What is a Geriatric Nurse?

Even the bodies of elderly people who make a spirited effort to remain healthy can begin to grow a bit wearier and less resilient to illness. Geriatric nurses specialize in providing targeted care for the preservation and potential improvement in health in aging patients, according to Discover Nursing.

Scope of Practice

In addition to connecting with patients through scheduled inpatient and outpatient appointments, geriatric nurses will commonly provide care for elderly patients on a daily, ongoing basis. The health complications of aging won’t necessarily always develop into life-threatening conditions, but at the same time, they oftentimes simply make it more challenging for aging patienrs to carry out the necessary tasks for daily self-maintenance.

With their knowledge of the various ways that aging patients might be uniquely limited by their body and mind’s developmental state, geriatric nurses can develop corrective measures to help the patient maintain a functional state of life and at least a marginal degree of autonomy.

Caring for Elderly Patients with High-Risk Conditions

Geriatric nurses must be well-versed in the developmental paths of heavily age-correlated diseases such as Alzheimer’s. Patients whose challenges with the natural aging process are conflated with the emergence of a chronic disease are at a heightened risk of mortality from things that would be relatively benign for a young individual with no health complications.

Geriatric nurses will not only be trained in the proper methods of providing both treatment and preventative care for age-related diseases, but also in the proper ways to help patients cope with the emotional duress that can result from a sense of helplessness.

Common Specific Duties

While geriatric nurses are placed in a diverse array of different professional settings and facilities, most of them share a common set of core responsibilities to carry out their roles as geriatric care practitioners.

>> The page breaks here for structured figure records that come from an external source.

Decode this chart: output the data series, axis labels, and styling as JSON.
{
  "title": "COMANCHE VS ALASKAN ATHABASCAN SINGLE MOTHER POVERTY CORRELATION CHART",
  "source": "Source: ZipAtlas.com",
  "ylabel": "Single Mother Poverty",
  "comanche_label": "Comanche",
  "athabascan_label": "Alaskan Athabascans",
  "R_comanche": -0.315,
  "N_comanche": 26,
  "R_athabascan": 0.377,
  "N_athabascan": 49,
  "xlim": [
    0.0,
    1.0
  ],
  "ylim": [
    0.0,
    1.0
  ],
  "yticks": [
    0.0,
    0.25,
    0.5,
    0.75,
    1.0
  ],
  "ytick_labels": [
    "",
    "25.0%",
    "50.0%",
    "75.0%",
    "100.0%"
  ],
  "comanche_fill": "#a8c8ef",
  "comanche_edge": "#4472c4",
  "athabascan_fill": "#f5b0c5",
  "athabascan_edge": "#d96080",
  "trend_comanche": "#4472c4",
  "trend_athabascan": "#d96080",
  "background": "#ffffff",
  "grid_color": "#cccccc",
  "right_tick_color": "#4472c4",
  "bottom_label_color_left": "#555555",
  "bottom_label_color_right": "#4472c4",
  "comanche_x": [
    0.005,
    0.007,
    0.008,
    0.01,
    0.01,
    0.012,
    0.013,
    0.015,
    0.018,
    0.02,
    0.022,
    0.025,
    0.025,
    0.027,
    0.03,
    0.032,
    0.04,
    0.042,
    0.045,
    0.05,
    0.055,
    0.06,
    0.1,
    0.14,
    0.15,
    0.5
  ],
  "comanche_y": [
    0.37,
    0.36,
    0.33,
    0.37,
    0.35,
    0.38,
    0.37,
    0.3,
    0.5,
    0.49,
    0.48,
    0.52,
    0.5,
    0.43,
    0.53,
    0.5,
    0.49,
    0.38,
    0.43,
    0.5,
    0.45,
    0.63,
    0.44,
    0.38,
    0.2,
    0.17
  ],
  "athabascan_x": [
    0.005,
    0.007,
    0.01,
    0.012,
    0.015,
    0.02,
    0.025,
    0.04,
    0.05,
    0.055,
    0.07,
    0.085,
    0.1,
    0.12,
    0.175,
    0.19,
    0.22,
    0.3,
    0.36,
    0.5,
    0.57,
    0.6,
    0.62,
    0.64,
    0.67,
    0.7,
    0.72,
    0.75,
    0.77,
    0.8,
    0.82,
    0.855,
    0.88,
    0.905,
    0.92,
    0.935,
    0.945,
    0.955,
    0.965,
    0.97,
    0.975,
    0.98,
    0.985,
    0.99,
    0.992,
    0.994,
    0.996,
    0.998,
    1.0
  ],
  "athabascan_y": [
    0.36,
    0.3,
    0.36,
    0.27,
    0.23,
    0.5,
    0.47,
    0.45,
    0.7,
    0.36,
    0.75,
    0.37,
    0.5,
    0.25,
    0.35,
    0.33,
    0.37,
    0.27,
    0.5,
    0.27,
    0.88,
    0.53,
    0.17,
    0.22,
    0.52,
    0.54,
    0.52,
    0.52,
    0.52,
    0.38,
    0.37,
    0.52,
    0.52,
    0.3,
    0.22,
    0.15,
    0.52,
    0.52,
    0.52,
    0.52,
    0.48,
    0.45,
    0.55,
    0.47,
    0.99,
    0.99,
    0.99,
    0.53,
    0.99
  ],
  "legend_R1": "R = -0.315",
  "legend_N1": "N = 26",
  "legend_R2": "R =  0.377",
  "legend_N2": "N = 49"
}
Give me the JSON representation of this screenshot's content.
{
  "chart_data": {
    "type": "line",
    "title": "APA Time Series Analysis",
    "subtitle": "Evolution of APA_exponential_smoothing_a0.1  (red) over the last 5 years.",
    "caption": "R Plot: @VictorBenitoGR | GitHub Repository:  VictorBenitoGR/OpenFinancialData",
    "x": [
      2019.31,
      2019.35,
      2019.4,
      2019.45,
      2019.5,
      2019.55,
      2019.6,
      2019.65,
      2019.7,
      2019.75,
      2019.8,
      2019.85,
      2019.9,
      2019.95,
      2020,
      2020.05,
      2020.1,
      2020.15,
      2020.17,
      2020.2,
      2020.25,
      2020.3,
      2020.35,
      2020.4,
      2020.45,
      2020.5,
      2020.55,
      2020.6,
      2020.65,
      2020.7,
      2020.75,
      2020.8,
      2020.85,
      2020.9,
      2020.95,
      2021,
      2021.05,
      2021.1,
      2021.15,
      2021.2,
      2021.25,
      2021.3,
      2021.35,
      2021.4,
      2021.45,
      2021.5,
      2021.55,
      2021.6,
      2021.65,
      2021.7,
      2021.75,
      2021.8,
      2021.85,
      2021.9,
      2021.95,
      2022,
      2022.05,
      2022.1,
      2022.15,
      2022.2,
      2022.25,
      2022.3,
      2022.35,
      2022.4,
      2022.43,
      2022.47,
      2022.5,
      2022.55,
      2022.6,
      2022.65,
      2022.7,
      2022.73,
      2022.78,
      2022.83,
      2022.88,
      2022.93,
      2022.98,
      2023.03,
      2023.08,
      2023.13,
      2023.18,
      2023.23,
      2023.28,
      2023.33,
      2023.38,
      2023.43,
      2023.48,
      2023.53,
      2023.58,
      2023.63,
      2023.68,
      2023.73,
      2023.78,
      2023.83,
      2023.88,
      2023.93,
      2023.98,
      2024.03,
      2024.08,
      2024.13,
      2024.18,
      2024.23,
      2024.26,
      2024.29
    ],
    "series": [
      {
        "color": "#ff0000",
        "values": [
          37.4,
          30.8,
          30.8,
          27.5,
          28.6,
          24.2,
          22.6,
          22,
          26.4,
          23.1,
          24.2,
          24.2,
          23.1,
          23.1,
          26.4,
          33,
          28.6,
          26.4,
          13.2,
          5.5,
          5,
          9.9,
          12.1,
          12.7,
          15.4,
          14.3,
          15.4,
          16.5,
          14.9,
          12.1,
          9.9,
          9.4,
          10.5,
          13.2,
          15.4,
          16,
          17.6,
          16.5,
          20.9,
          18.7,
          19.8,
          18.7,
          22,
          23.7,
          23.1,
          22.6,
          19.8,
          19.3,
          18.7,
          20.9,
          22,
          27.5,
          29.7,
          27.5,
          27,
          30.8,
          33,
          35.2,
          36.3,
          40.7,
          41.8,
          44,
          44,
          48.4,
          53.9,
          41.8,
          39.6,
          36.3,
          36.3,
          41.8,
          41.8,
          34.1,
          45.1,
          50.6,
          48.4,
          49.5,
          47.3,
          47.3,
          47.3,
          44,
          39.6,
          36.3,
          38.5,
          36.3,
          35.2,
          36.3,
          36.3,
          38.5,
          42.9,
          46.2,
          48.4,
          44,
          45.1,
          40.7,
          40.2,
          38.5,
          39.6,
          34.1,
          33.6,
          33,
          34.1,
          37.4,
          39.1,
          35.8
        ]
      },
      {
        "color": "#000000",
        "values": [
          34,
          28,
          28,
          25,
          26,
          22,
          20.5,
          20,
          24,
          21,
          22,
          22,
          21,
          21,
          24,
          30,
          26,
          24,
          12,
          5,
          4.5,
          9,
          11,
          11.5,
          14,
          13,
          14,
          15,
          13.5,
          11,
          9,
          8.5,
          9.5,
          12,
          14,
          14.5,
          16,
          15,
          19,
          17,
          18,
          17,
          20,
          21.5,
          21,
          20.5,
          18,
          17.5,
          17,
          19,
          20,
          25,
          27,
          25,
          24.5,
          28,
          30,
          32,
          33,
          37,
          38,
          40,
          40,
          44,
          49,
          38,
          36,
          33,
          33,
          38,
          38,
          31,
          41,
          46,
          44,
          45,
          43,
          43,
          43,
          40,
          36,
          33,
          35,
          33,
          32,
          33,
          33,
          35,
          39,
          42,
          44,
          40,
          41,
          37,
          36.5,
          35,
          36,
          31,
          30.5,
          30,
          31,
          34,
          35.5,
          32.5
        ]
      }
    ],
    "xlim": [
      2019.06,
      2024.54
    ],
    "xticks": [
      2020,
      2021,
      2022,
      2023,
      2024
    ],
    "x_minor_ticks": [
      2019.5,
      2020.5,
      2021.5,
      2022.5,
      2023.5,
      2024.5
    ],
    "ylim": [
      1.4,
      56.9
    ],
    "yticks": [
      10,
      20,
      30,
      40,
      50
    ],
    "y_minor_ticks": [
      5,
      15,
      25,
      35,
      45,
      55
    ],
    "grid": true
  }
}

Geriatric nurses regularly conduct periodic check-ups and in-depth examinations to assess the health of their elderly patients over time. Because many elderly patients are at risk of falling ill at a swifter rate than younger individuals with immune systems in peak form, geriatric nurses must pay close and frequent attention to detect any subtle warning signs of early stage illness that could rapidly worsen if not addressed proactively.

Based on the information that geriatric nurses gain from the frequent examinations, they can create highly personalized plans for elderly patient care. Beyond the routine tasks of conducting check-ups and collecting data from examinations of the patient’s ongoing condition, geriatric nurses will also provide any necessary assistance in maintaining basic hygiene.

Rehabilitation, Pain Management and Medicinal Administration

If their patient suffers from a functionally-impairing injury, geriatric nurses will have a central role in assisting the patient in their path to rehabilitation. The geriatic nurse can also provide assistance with chronic or acute pain management treatment that the patient may be undergoing.

As some of the functional consequences of aging and age-related diseases might impair a patient’s ability to medicate themselves, the patient’s prescription medication may be regularly administered by the geriatric nurse themselves if necessary.

Related Resource: 5 Reasons to Get Your RN to BSN

Job Outlook

The Bureau of Labor Statistics predicts that registered nurses (RNs) such as geriatric nurses will see a fairly rapid job growth rate of approximately 16 percent by the year 2024. The BLS counted approximately 2,751,000 RNs in 2014, and the average income is just under $67,500 a year.